Vu la procédure suivante :

Par une requête et des mémoires, enregistrés les 5 mars 2019, 23 mai, 28 septembre et 15 novembre 2022, la communauté de communes Terres des Confluences, représentée par Me Ducroux, demande au tribunal, dans le dernier état de ses écritures :

1°) de condamner solidairement, sur le fondement de la garantie décennale, le cabinet d'architectes Dangas et Laurence, la société Pons bâtiment et la société CMS Ganza à lui verser une somme de 90 600 euros toutes taxes comprises au titre des préjudices subis ;

2°) de mettre à la charge solidaire du cabinet d'architectes Dangas et Laurence, de la société Pons bâtiment et de la société CMS Ganza les frais d'expertise ainsi que le paiement d'une somme de 5 000 euros au titre de l'article L. 761-1 du code de justice administrative.

Elle soutient que :

- le désordre qui affecte la déchetterie-recyclerie intercommunale de Moissac est une infiltration au niveau de la toiture ;

- ce préjudice est apparu pour la première fois au cours de l'année 2010, après la réception des travaux sans réserve, et qu'il a un caractère récurrent, dès lors qu'il a été constaté à plusieurs reprises entre 2012 et 2017 ;

- l'ouvrage public réalisé n'est pas conforme aux règles de l'art ;

- la responsabilité de la CMS Ganza doit être engagée, en sa qualité de sous-traitant des travaux, ainsi que celle de la société Pons bâtiment, en sa qualité d'entreprise titulaire du lot n° 3 du marché public de travaux conclu le 3 avril 2008, et celle du cabinet d'architectes Dangas et Laurence, en sa qualité de maître d'œuvre ;

- la circonstance que la société CMS Ganza n'existe plus est sans incidence sur la responsabilité de la société Pons bâtiment et du cabinet d'architectes Dangas et Laurence ;

- elle a subi un préjudice à hauteur de 90 600 euros toutes taxes comprises au titre des travaux de reprise de la déchetterie-recyclerie intercommunale de Moissac.
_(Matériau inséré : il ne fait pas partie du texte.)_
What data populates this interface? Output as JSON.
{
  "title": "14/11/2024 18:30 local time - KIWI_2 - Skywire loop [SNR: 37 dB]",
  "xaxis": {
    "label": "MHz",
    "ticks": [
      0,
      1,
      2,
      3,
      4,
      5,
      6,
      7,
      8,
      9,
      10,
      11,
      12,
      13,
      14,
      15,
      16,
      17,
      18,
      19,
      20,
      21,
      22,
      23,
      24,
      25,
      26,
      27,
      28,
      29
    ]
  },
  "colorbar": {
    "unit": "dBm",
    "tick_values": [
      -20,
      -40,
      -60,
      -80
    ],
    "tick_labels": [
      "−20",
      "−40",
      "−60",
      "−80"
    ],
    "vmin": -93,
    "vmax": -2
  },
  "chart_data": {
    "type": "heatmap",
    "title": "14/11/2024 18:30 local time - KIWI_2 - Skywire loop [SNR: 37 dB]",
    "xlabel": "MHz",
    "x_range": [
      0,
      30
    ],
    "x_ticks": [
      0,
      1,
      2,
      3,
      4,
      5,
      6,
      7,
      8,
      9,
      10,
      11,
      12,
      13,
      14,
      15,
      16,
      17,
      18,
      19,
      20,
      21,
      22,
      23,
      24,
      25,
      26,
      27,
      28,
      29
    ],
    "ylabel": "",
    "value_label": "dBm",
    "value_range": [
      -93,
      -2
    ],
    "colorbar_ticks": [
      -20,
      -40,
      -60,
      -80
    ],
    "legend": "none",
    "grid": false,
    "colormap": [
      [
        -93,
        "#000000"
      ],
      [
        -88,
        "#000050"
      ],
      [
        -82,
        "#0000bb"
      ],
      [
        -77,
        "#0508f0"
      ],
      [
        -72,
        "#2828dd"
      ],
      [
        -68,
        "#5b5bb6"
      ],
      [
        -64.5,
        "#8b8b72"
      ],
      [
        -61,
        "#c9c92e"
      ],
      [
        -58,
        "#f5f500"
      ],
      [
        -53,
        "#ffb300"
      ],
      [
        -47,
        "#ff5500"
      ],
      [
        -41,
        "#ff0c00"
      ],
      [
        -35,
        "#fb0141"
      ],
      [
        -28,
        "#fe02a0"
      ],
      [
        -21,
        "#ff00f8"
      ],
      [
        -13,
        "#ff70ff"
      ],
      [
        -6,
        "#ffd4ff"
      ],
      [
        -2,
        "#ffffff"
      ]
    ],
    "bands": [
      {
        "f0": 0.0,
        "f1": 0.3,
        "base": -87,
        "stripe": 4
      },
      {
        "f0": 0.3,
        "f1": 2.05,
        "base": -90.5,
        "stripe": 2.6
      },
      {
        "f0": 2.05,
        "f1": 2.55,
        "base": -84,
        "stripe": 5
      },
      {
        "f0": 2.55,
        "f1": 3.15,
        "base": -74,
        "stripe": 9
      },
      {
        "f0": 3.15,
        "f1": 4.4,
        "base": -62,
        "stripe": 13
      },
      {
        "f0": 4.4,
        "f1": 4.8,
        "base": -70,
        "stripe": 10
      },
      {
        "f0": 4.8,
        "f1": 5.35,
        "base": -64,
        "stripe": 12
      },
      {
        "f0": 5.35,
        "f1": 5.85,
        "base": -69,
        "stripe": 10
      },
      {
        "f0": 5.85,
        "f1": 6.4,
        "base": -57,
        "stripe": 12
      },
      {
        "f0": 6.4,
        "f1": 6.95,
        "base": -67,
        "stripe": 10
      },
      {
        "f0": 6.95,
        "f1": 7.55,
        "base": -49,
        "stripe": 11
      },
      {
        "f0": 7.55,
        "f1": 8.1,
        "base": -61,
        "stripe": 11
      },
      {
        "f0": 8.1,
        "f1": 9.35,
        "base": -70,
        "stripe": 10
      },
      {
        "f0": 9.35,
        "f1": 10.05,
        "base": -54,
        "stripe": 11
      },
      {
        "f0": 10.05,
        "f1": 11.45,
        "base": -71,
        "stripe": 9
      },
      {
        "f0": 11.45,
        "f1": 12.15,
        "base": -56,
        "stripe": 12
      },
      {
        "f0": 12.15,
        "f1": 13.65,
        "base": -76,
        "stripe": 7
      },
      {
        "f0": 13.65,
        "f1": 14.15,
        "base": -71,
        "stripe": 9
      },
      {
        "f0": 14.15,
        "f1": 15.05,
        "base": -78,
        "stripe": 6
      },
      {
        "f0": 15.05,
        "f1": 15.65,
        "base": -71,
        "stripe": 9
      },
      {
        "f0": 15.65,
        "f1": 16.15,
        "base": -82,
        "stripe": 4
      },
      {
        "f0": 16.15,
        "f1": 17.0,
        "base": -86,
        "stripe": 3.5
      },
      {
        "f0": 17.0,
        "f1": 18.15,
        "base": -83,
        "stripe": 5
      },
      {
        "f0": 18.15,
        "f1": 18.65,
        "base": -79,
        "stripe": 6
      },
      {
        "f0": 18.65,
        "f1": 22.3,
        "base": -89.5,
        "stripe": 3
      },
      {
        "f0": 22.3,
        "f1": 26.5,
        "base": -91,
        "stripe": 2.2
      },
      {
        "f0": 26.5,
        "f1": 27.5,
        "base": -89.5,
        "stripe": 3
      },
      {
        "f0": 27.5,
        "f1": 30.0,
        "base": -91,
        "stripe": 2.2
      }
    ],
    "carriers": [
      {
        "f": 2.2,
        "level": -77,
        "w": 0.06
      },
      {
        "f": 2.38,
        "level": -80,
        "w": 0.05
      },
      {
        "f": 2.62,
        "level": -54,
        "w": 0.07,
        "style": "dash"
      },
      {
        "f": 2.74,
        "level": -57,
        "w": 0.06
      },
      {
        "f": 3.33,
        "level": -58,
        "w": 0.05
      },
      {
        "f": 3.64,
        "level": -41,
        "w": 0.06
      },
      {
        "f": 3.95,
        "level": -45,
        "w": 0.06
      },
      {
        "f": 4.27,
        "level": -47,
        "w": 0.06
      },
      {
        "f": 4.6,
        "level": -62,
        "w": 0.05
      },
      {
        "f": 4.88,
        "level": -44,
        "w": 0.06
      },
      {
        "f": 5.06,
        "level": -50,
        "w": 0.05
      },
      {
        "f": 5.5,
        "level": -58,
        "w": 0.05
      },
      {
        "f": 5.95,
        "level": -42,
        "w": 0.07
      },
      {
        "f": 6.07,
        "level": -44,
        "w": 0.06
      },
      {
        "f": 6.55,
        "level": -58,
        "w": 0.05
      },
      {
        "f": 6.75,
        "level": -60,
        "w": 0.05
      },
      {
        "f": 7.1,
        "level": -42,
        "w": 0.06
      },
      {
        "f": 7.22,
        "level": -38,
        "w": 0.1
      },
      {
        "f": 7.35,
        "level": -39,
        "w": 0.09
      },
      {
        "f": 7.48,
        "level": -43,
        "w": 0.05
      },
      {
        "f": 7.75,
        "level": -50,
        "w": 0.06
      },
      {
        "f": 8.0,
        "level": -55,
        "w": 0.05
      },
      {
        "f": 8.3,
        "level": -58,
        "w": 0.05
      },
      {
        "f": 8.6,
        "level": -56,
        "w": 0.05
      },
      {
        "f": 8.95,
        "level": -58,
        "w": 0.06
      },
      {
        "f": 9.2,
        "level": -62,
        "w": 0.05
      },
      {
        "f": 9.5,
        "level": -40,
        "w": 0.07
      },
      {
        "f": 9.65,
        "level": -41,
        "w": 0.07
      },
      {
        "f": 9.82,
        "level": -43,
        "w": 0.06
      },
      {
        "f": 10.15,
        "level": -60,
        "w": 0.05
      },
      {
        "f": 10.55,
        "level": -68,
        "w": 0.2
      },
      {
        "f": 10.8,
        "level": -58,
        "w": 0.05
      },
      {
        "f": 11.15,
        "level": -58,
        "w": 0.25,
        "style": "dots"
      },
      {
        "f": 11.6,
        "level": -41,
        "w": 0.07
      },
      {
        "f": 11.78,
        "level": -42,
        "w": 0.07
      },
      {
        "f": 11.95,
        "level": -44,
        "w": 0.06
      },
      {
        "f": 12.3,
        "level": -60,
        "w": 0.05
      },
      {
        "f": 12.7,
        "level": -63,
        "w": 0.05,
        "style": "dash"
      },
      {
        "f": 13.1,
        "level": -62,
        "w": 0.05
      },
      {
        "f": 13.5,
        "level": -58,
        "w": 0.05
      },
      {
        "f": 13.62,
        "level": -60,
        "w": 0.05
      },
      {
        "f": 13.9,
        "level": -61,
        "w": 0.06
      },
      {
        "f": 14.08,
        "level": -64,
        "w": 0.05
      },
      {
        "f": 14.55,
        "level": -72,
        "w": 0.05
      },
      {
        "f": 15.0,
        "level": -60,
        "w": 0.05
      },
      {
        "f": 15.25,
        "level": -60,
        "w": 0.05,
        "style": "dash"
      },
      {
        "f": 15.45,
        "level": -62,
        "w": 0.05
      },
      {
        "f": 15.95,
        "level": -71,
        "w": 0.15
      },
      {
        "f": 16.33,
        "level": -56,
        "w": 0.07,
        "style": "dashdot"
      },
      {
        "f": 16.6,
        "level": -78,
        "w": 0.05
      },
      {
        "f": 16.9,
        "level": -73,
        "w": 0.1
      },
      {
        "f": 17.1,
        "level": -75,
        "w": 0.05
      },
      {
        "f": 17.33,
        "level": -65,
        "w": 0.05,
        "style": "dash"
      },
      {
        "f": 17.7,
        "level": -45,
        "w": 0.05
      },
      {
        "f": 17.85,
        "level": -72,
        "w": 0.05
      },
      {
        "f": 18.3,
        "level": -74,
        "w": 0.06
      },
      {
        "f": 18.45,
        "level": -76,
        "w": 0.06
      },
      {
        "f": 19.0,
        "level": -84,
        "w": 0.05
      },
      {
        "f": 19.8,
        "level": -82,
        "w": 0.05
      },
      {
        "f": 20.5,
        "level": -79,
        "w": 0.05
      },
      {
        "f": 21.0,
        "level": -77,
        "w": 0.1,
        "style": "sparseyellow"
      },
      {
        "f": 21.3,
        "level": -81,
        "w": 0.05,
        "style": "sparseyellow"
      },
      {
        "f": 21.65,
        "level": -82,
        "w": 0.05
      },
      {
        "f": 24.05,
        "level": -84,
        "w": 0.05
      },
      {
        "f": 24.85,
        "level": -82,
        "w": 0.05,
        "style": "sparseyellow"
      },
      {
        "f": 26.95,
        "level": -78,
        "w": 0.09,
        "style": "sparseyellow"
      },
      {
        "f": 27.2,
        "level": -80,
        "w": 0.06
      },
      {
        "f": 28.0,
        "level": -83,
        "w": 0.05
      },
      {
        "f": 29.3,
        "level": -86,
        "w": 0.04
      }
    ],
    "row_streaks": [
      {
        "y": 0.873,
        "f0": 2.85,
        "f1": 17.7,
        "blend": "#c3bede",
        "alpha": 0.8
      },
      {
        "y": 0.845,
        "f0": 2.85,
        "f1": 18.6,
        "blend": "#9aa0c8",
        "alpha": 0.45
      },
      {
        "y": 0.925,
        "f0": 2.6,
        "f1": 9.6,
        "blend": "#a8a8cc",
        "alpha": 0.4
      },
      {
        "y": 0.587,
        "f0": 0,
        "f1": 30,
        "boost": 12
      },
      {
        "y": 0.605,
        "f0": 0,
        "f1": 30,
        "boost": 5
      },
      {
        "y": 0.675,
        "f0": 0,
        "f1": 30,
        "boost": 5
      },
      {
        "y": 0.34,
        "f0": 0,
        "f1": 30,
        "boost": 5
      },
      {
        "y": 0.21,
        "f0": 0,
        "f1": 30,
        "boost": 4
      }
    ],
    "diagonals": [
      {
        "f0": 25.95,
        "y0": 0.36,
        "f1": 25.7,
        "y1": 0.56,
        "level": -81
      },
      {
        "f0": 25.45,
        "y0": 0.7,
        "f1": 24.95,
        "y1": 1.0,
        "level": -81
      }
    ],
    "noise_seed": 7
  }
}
Par des mémoires en défense, enregistrés les 6 mars 2020, 18 mai et 21 octobre 2022, le cabinet d'architectes Dangas et Laurence, représenté par la SELARL Olivier Massol et associés, demande au tribunal, dans le dernier état de ses écritures :

1°) à titre principal, de rejeter les conclusions présentées par la communauté de communes Terres des Confluences à son encontre ;

2°) à titre subsidiaire, de ramener l'indemnisation demandée par la communauté de communes Terres des confluences à la somme de 65 615 euros hors taxes, et de condamner solidairement la société Pons bâtiment, la société CMS Ganza, la société SOPREMA et la société Bureau Veritas à le garantir de toute condamnation qui serait susceptible d'être mise à sa charge ;

3°) de mettre à la charge de toute partie perdante le paiement d'une somme de 3 000 euros au titre de l'article L. 761-1 du code de justice administrative.

Il fait valoir que :

- il n'a aucune existence juridique et ne peut donc faire l'objet d'aucune condamnation ;

- le défaut d'exécution des travaux est imputable à la société Pons bâtiment, à la société CMS Ganza et à la société SOPREMA, cette dernière étant intervenue dans le cadre de travaux de réfection ultérieurs ;

- au titre de la mission qui lui a été confiée par la requérante, il devait s'assurer du respect du contrat par la société Pons bâtiment et non du respect, par cette même entreprise, des règles de l'art ; il considère qu'il n'y a aucun lien entre la prestation qu'il a réalisée et le dommage subi par la requérante ;

- l'action de la communauté de communes Terres des Confluences est prescrite ;

- le montant de l'indemnisation doit être limité à 65 615 euros hors taxes dès lors que la réévaluation du montant des travaux liée à l'évolution des coûts de construction ne repose sur aucune analysé concrète ;

- la communauté de communes Terres des Confluences n'est pas fondée à solliciter une indemnisation toutes taxes comprises dès lors qu'elle ne démontre pas qu'elle n'est pas assujettie à la taxe sur la valeur ajoutée.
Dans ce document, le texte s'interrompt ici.